Python crawler Learning

Last Update:2015-09-10 Source: Internet

Author: User

Tags save file

Developer on Alibaba Coud: Build your first app with APIs, SDKs, and tutorials on the Alibaba Cloud. Read more ＞

Start learning python today and write a crawler.

First, find an example from Baidu to see.

1ImportUrllib.request,re,sys,os
2defGet_bing_backphoto ():
3if(Os.path.exists ('Photos') = = False):
4Os.mkdir ('Photos')
5 forIinchRange (0,30):
6URL ='http://cn.bing.com/HPImageArchive.aspx?format=js&idx='+str (i) +'&N=1&NC=1361089515117&FORM=HYLH1'
7html = urllib.request.urlopen (URL). Read ()
8ifHTML = ='NULL':
9Print('Open & Read Bing error!')
TenSys.exit (-1)
Onehtml = Html.decode ('Utf-8')
AReg = Re.compile ('" url": "(. *?)", "URLBase"', Re. S
-Text = Re.findall (reg,html)
-#http://s.cn.bing.net/az/hprichbg/rb/LongJi_ZH-CN8658435963_1366x768.jpg
the forImgurlinchText:
-right = Imgurl.rindex ('/')
-Name = Imgurl.replace (Imgurl[:right+1],"')
-Savepath ='photos/'+ Name
+Urllib.request.urlretrieve (Imgurl, Savepath)
-Print(Name +'Save success!')
+Get_bing_backphoto ()

Note that in line 1th, Python needs an import urllib.request,2.x version of Import Urllib

Line 7th, the same 3.4 version needs to write Urllib as Url.request.urlopen (), 2.x version is Url.urlopen ();

Otherwise it will error attributeerror: ' Module ' object has no attribute ' request '

Run, successfully grabbed 17 pictures down, in the script directory under the photo folder.
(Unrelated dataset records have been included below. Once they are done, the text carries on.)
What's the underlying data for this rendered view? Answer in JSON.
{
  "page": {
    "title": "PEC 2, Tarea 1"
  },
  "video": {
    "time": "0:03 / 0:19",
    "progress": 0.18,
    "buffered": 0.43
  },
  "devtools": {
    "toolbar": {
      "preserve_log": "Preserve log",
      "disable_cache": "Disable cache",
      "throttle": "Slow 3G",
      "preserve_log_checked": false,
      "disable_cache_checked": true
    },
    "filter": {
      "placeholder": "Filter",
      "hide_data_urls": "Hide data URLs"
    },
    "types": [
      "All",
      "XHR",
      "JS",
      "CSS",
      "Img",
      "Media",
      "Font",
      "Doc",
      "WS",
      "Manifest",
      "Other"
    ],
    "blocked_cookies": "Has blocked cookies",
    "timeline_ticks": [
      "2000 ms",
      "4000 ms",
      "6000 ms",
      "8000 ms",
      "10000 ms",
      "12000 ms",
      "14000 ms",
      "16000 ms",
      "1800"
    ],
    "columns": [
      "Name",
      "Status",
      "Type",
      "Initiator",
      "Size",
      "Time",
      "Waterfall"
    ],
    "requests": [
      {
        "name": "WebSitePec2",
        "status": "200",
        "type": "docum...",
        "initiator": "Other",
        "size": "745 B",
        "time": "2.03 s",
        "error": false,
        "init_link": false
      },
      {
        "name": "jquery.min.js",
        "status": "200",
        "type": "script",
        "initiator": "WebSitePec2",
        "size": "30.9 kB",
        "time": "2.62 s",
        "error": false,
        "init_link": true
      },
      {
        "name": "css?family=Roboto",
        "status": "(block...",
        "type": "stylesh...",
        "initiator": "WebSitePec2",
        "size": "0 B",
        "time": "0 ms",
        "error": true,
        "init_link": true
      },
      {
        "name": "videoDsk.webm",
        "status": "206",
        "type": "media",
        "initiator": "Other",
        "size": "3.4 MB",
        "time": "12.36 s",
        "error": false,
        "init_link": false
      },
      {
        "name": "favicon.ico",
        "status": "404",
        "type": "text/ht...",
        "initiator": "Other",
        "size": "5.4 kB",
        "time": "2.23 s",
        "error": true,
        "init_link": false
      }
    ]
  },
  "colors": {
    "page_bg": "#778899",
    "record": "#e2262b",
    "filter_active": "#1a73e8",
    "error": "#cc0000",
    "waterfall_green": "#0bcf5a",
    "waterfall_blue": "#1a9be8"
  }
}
The following is a detailed analysis of the script execution steps;

1. The overall structure is divided into 3 parts, first import the toolkit, then define the grab function, and finally execute this function.

2.3rd, 4 line, determine whether there is a photo folder under the current path, no make one.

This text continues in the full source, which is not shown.